Shapley and Banzhaf Values

ProvSQL computes Shapley values and Banzhaf values – game-theoretic measures from cooperative game theory that quantify the individual contribution of each input tuple to a query result.

Background

Given a Boolean query result whose truth depends on a set of input tuples, the Shapley value of an input tuple t is the average marginal contribution of t over all orderings of the input tuples.

The Banzhaf value is a simpler variant: the average marginal contribution over all subsets of the other inputs (not weighted by ordering).

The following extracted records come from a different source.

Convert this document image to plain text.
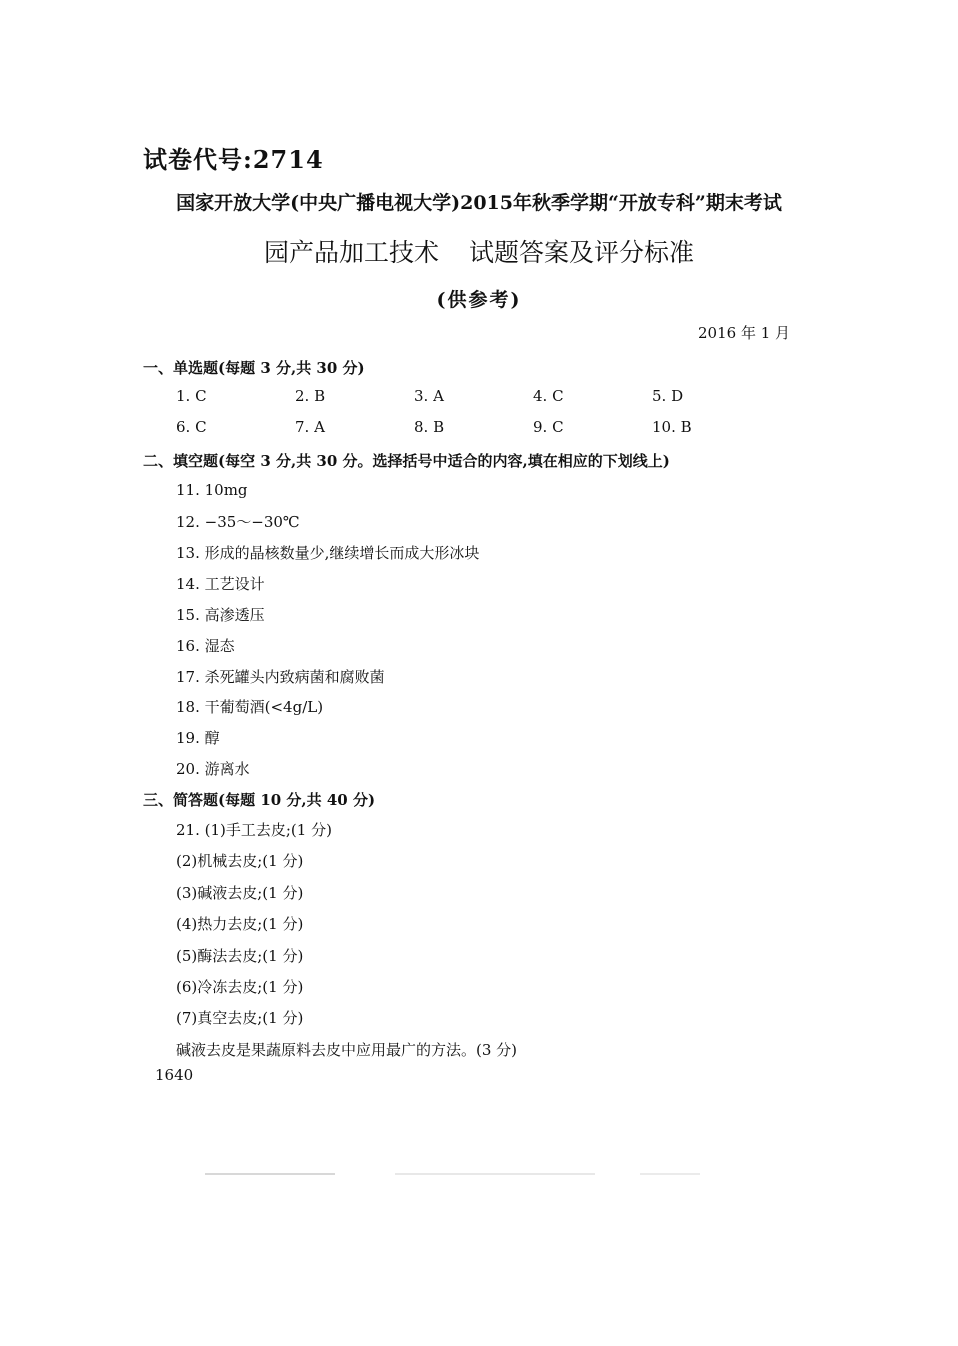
试卷代号:2714
国家开放大学(中央广播电视大学)2015年秋季学期“开放专科”期末考试
园产品加工技术 试题答案及评分标准
(供参考)
2016 年 1 月
一、单选题(每题 3 分,共 30 分)
1. C	2. B	3. A	4. C	5. D
6. C	7. A	8. B	9. C	10. B
二、填空题(每空 3 分,共 30 分。选择括号中适合的内容,填在相应的下划线上)
11. 10mg
12. −35～−30℃
13. 形成的晶核数量少,继续增长而成大形冰块
14. 工艺设计
15. 高渗透压
16. 湿态
17. 杀死罐头内致病菌和腐败菌
18. 干葡萄酒(<4g/L)
19. 醇
20. 游离水
三、简答题(每题 10 分,共 40 分)
21. (1)手工去皮;(1 分)
(2)机械去皮;(1 分)
(3)碱液去皮;(1 分)
(4)热力去皮;(1 分)
(5)酶法去皮;(1 分)
(6)冷冻去皮;(1 分)
(7)真空去皮;(1 分)
碱液去皮是果蔬原料去皮中应用最广的方法。(3 分)
1640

Both measures are always computed under the probabilistic model [Karmakar et al., 2024], giving expected Shapley/Banzhaf values: each input token contributes according to its probability (set with set_prob, see Probabilities). When no probabilities are set they default to 1, which recovers the standard deterministic Shapley/Banzhaf values.

Computing Shapley Values

shapley takes the provenance token of the query result and the token of the input tuple whose contribution to measure:

SELECT person,
       shapley(provenance(), m.token) AS sv
FROM suspects, witness_mapping m;

To compute Shapley values for all input variables at once (more efficient than calling shapley once per variable), use shapley_all_vars:

SELECT person, value AS witness, sv
FROM suspects,
     shapley_all_vars(provenance()) AS (variable uuid, sv double precision),
     witness_mapping m
WHERE m.token = variable;

Computing Banzhaf Values

banzhaf and banzhaf_all_vars have the same calling conventions as their Shapley counterparts:

SELECT person,
       banzhaf(provenance(), m.token) AS bv
FROM suspects, witness_mapping m;

Computation Notes

Shapley-value computation is generally #P-hard. ProvSQL compiles the provenance circuit to a d-DNNF and evaluates it efficiently. The optional third argument selects the compilation method ('tree-decomposition', 'd4', 'c2d', etc.), with the same semantics as for probability_evaluate.

Choosing Between Shapley and Banzhaf

  • Shapley values satisfy a set of axioms (efficiency, symmetry, dummy, additivity) that uniquely characterise them as a fair measure of individual contribution.

  • Banzhaf values are faster to compute and satisfy a slightly different set of axioms; they are appropriate when the efficiency guarantee is not required.